When bought $138 raffle ticket, Jeffrey Gonano, a 25-year-old project manager had no idea that he will win Pablo Picasso’s painting, “Man With Opera Hat,” which has an estimated value of $1 million. He was one of 50,000 people who bought €100 ($138) raffle tickets at online auction by Sotheby’s to benefit a Lebanese charity. The 1914 work, “Man in the Opera Hat,” dates from Spanish master Pablo Picasso‘s cubist period. Picasso died in 1973.
Gonano said he wants to keep the artwork, which features vivid shapes in opaque gouache paint.
“Maybe I’ll lend it to a museum and let them put it on display rather than putting it in a vault, so other people can enjoy it,” he told the newspaper. “It all depends.
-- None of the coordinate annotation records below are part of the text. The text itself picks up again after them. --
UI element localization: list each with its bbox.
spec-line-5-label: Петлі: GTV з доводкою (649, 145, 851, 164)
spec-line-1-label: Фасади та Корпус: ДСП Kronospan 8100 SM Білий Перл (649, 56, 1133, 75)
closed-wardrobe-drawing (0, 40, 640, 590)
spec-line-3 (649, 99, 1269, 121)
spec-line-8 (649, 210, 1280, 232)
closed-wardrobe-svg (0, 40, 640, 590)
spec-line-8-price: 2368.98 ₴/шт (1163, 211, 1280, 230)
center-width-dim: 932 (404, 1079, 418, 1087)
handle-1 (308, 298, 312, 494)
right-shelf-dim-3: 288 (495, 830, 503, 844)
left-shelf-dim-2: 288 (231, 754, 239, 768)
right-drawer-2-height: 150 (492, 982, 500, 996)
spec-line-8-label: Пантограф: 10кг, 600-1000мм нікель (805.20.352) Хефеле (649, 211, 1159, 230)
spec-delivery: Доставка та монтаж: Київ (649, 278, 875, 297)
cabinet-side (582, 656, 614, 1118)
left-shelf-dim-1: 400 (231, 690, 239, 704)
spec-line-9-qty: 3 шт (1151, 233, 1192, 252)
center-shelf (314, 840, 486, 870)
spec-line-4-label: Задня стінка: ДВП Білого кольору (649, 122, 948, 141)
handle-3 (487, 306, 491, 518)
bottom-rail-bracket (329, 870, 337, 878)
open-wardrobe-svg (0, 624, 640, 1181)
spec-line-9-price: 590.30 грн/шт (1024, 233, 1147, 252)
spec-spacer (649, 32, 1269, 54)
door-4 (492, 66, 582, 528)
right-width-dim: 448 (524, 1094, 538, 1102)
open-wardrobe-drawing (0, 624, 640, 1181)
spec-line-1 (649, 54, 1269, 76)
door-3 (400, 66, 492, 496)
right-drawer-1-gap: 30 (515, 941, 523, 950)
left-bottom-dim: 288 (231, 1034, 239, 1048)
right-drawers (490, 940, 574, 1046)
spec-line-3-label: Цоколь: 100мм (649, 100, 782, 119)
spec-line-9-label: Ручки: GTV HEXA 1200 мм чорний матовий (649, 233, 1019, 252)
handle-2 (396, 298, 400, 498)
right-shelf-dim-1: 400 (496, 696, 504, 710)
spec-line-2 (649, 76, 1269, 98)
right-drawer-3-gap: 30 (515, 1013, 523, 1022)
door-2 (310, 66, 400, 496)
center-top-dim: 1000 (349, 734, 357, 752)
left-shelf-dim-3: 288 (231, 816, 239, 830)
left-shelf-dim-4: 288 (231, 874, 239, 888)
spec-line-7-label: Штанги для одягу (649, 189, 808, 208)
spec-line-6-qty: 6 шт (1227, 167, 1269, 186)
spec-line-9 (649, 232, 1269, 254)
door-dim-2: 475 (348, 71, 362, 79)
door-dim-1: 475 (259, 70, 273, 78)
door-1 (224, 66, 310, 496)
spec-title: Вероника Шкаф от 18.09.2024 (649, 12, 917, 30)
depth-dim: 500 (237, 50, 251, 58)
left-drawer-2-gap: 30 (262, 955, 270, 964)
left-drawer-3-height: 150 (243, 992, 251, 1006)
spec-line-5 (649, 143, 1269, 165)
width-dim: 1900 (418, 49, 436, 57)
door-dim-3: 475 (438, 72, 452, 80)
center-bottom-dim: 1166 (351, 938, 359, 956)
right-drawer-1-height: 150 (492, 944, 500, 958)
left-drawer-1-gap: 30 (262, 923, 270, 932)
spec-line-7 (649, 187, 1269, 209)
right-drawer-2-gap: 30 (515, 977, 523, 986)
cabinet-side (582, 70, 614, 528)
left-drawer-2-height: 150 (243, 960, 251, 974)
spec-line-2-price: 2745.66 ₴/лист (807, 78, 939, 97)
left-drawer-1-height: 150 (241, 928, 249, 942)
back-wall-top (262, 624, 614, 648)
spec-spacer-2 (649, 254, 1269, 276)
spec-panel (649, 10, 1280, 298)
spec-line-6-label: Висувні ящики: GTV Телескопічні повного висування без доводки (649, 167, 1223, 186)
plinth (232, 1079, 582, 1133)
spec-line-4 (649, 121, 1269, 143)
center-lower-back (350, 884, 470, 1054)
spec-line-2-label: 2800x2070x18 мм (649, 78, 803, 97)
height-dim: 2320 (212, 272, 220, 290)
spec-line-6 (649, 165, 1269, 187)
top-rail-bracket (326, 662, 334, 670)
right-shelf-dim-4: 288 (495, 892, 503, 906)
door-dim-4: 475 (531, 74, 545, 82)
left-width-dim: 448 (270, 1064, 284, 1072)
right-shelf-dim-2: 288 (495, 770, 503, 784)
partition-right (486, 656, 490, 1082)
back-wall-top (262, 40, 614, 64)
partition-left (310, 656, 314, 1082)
I don’t know what the taxes are or anything.”
The auction raised about $3.5 million to benefit the International Association to Save Tyre, an organization that raises money for the war-damaged southern Lebanese city and Unesco World Heritage site.
The artist’s grandson, Mr Olivier Picasso, who helped drum up interest in the charity raffle, described the work as a “masterpiece” of museum standard in perfect condition.
“This was very important to me because this city is one of the places where the idea of Western civilization originated,” Olivier said of his charity scheme. “I think my grandfather would have been seduced by the idea of helping such a place.”